The trial commissioner chose to rely on the testimony of Dr. Stutz and entered a decree that denied Jane’s petition for benefits. Jane then appealed this action to the appellate commission. The appellate commission vacated the trial commissioner’s decree because of the commission’s belief that a party to a workers’ compensation dispute may not provide an impartial medical examiner with medical information. According to the commission, the only individual who can furnish relevant information to an impartial medical examiner is the trial commissioner. The commission then went on to make an independent analysis of the record and awarded Jane benefits for partial incapacity.

Before us counsel for the employer’s insurer emphasized that the information was forwarded to Dr. Stutz for the sole purpose of enabling the recipient to gain a better understanding of the issues that were pending before the trial commissioner.

The appellate commission justified its reversal of the denial by relying on Parenteau v. Zimmerman Engineering, Inc., 111 R.I. 68, 299 A.2d 168 (1973). In Parenteau this court, when considering the portion of § 28-35-24 that deals with the authority of a trial commissioner to obtain an opinion from an impartial physician, said,

“In exercising this authority the trial commissioner is implicitly and necessarily invested with powers to furnish such portions of the record as he, in his sound discretion, deems necessary or essential to enable the impartial medical examiner to perform his duty.” Id. at 76-77, 299 A.2d at 173.
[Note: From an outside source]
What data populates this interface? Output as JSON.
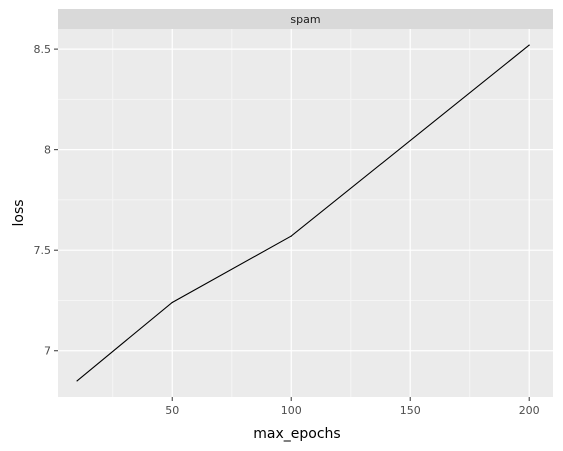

However, the issue presented here is whether a party to a workers’ compensation dispute, on its own initiative, can furnish medical information to an impartial examiner. We do not question the good faith of the insurer or its counsel in this situation. The statute is completely silent about whether the trial commissioner is to be the sole individual who can provide information to the designated physician. However, it appears to this court that it would thwart the purpose of appointing an impartial examiner if the parties were allowed to furnish information of their own choosing to the physician. The sole transmitting authority, in our opinion, should be the trial commissioner.

Since Dr. Stutz relied to some degree on documents furnished him by the insurer, we believe that a remand of this dispute would be most appropriate. Hereafter when an impartial examiner has been appointed, the trial commissioner shall schedule a hearing at which time counsel for all parties can appear and offer to the commissioner such information as each may deem pertinent for inclusion with the record that is to be forwarded to the examiner. What data is to be included in the record forwarded to the examiner is an issue that is to be resolved by the trial commissioner.

The employer’s petition for writ of certio-rari is granted, the decree appealed from is vacated, and the case is remanded to the Workers Compensation Commission where a trial commissioner will designate another impartial examiner and permit counsel for the litigants to appear, if they so desire, and submit to the trial commissioner such material as they believe should be subject to the examiner’s scrutiny.